I ask when she decided to return to her faith. She tells me that during her previous marriage, her ex-husband was abusing her, and had been for years. He had convinced her that if she left, he'd gain custody of the children, and she'd never see them again. She was willing to endure the abuse as long as the kids were safe. 

"I thought he was a good father," she says.

Then she discovered he had been abusing one of her daughters from a prior marriage. She fled, took the kids, and had him arrested. She stopped drinking and got her life back together. 

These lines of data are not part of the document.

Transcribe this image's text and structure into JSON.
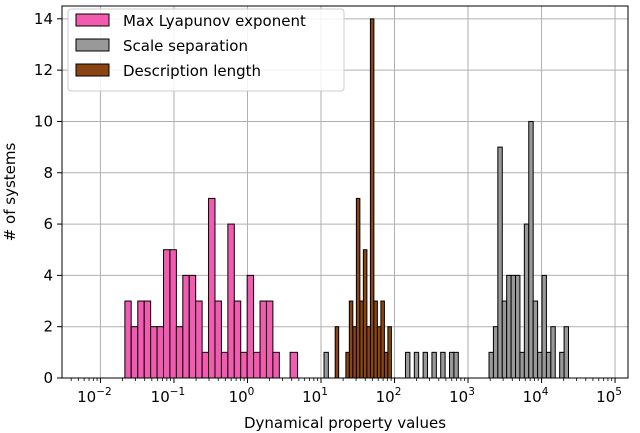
{
  "chart_data": {
    "type": "bar",
    "xscale": "log",
    "xlim": [
      0.003,
      150000
    ],
    "ylim": [
      0,
      14.5
    ],
    "xlabel": "Dynamical property values",
    "ylabel": "# of systems",
    "xticks": [
      0.01,
      0.1,
      1,
      10,
      100,
      1000,
      10000,
      100000
    ],
    "xtick_labels": [
      {
        "base": "10",
        "exp": "−2"
      },
      {
        "base": "10",
        "exp": "−1"
      },
      {
        "base": "10",
        "exp": "0"
      },
      {
        "base": "10",
        "exp": "1"
      },
      {
        "base": "10",
        "exp": "2"
      },
      {
        "base": "10",
        "exp": "3"
      },
      {
        "base": "10",
        "exp": "4"
      },
      {
        "base": "10",
        "exp": "5"
      }
    ],
    "yticks": [
      0,
      2,
      4,
      6,
      8,
      10,
      12,
      14
    ],
    "ytick_labels": [
      "0",
      "2",
      "4",
      "6",
      "8",
      "10",
      "12",
      "14"
    ],
    "grid": true,
    "legend_position": "top-left",
    "series": [
      {
        "name": "Max Lyapunov exponent",
        "color": "#f25cb0",
        "bins": [
          {
            "x0": 0.0215,
            "x1": 0.0262,
            "count": 3
          },
          {
            "x0": 0.0262,
            "x1": 0.0322,
            "count": 2
          },
          {
            "x0": 0.0322,
            "x1": 0.0394,
            "count": 3
          },
          {
            "x0": 0.0394,
            "x1": 0.0482,
            "count": 3
          },
          {
            "x0": 0.0482,
            "x1": 0.0589,
            "count": 2
          },
          {
            "x0": 0.0589,
            "x1": 0.0721,
            "count": 2
          },
          {
            "x0": 0.0721,
            "x1": 0.0882,
            "count": 5
          },
          {
            "x0": 0.0882,
            "x1": 0.1079,
            "count": 5
          },
          {
            "x0": 0.1079,
            "x1": 0.132,
            "count": 2
          },
          {
            "x0": 0.132,
            "x1": 0.1614,
            "count": 4
          },
          {
            "x0": 0.1614,
            "x1": 0.1975,
            "count": 4
          },
          {
            "x0": 0.1975,
            "x1": 0.2416,
            "count": 3
          },
          {
            "x0": 0.2416,
            "x1": 0.2955,
            "count": 1
          },
          {
            "x0": 0.2955,
            "x1": 0.3615,
            "count": 7
          },
          {
            "x0": 0.3615,
            "x1": 0.4422,
            "count": 3
          },
          {
            "x0": 0.4422,
            "x1": 0.541,
            "count": 1
          },
          {
            "x0": 0.541,
            "x1": 0.6617,
            "count": 6
          },
          {
            "x0": 0.6617,
            "x1": 0.8095,
            "count": 3
          },
          {
            "x0": 0.8095,
            "x1": 0.9902,
            "count": 1
          },
          {
            "x0": 0.9902,
            "x1": 1.2113,
            "count": 4
          },
          {
            "x0": 1.2113,
            "x1": 1.4818,
            "count": 1
          },
          {
            "x0": 1.4818,
            "x1": 1.8126,
            "count": 3
          },
          {
            "x0": 1.8126,
            "x1": 2.2173,
            "count": 3
          },
          {
            "x0": 2.2173,
            "x1": 2.7123,
            "count": 1
          },
          {
            "x0": 3.8,
            "x1": 4.8,
            "count": 1
          }
        ]
      },
      {
        "name": "Scale separation",
        "color": "#999999",
        "bins": [
          {
            "x0": 11.0,
            "x1": 12.6,
            "count": 1
          },
          {
            "x0": 141,
            "x1": 162,
            "count": 1
          },
          {
            "x0": 186,
            "x1": 213,
            "count": 1
          },
          {
            "x0": 245,
            "x1": 281,
            "count": 1
          },
          {
            "x0": 323,
            "x1": 371,
            "count": 1
          },
          {
            "x0": 425,
            "x1": 488,
            "count": 1
          },
          {
            "x0": 560,
            "x1": 643,
            "count": 1
          },
          {
            "x0": 643,
            "x1": 738,
            "count": 1
          },
          {
            "x0": 1930,
            "x1": 2216,
            "count": 1
          },
          {
            "x0": 2216,
            "x1": 2545,
            "count": 2
          },
          {
            "x0": 2545,
            "x1": 2923,
            "count": 9
          },
          {
            "x0": 2923,
            "x1": 3356,
            "count": 3
          },
          {
            "x0": 3356,
            "x1": 3854,
            "count": 4
          },
          {
            "x0": 3854,
            "x1": 4426,
            "count": 4
          },
          {
            "x0": 4426,
            "x1": 5082,
            "count": 4
          },
          {
            "x0": 5082,
            "x1": 5836,
            "count": 1
          },
          {
            "x0": 5836,
            "x1": 6702,
            "count": 6
          },
          {
            "x0": 6702,
            "x1": 7696,
            "count": 10
          },
          {
            "x0": 7696,
            "x1": 8838,
            "count": 3
          },
          {
            "x0": 8838,
            "x1": 10149,
            "count": 1
          },
          {
            "x0": 10149,
            "x1": 11654,
            "count": 4
          },
          {
            "x0": 11654,
            "x1": 13383,
            "count": 1
          },
          {
            "x0": 13383,
            "x1": 15368,
            "count": 2
          },
          {
            "x0": 17648,
            "x1": 20266,
            "count": 1
          },
          {
            "x0": 20266,
            "x1": 23273,
            "count": 2
          }
        ]
      },
      {
        "name": "Description length",
        "color": "#8b4513",
        "bins": [
          {
            "x0": 15.6,
            "x1": 17.4,
            "count": 2
          },
          {
            "x0": 21.8,
            "x1": 24.3,
            "count": 1
          },
          {
            "x0": 24.3,
            "x1": 27.1,
            "count": 3
          },
          {
            "x0": 27.1,
            "x1": 30.3,
            "count": 2
          },
          {
            "x0": 30.3,
            "x1": 33.8,
            "count": 7
          },
          {
            "x0": 33.8,
            "x1": 37.7,
            "count": 3
          },
          {
            "x0": 37.7,
            "x1": 42.1,
            "count": 5
          },
          {
            "x0": 42.1,
            "x1": 47.0,
            "count": 2
          },
          {
            "x0": 47.0,
            "x1": 52.4,
            "count": 14
          },
          {
            "x0": 52.4,
            "x1": 58.5,
            "count": 3
          },
          {
            "x0": 58.5,
            "x1": 65.3,
            "count": 2
          },
          {
            "x0": 65.3,
            "x1": 72.9,
            "count": 3
          },
          {
            "x0": 72.9,
            "x1": 81.3,
            "count": 1
          },
          {
            "x0": 81.3,
            "x1": 90.7,
            "count": 2
          }
        ]
      }
    ]
  }
}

"I sure didn't do that," she says. "I was struggling. God did that for me."

She tells me she wants people to know what God can do, and what he is capable of. Most importantly, that everyone can be saved. 

1:12 p.m.

A smiling woman leans over to me and asks if I’m in recovery. I’m not offended; I clearly look the part of an outsider. I’m frankly relieved no one’s sussed me out as a transsexual, so being pegged as an addict is a welcome alternative. I tell her no, that I’m not, which is partially true. 

When I was 17, part of my discharge agreement with the psych ward I'd been checked into was attending six months of group and individual therapy, which I dodged until I was 21. In one session, my individual therapist said, "I want to read you something from the Bible, but disregard that aspect." She knew I wasn't religious. She read the passage, and after, I got why she read it to me.

Ecclesiastes 3: “To every thing there is a season, and a time to every purpose under the heaven: A time to be born, and a time to die; a time to plant, and a time to pluck up that which is planted. A time to kill, and a time to heal; a time to break down, and a time to build up; A time to weep, and a time to laugh; a time to mourn, and a time to dance.”

For someone struggling, the idea that one's conditions are temporary, one stop on the never ending cycle of growth and decay, is comforting and reassuring. That's probably why it's such a prevalent theme in different belief systems. 

When Ekholm reads the same passage, my skin tingles, and the crowd hums in agreement.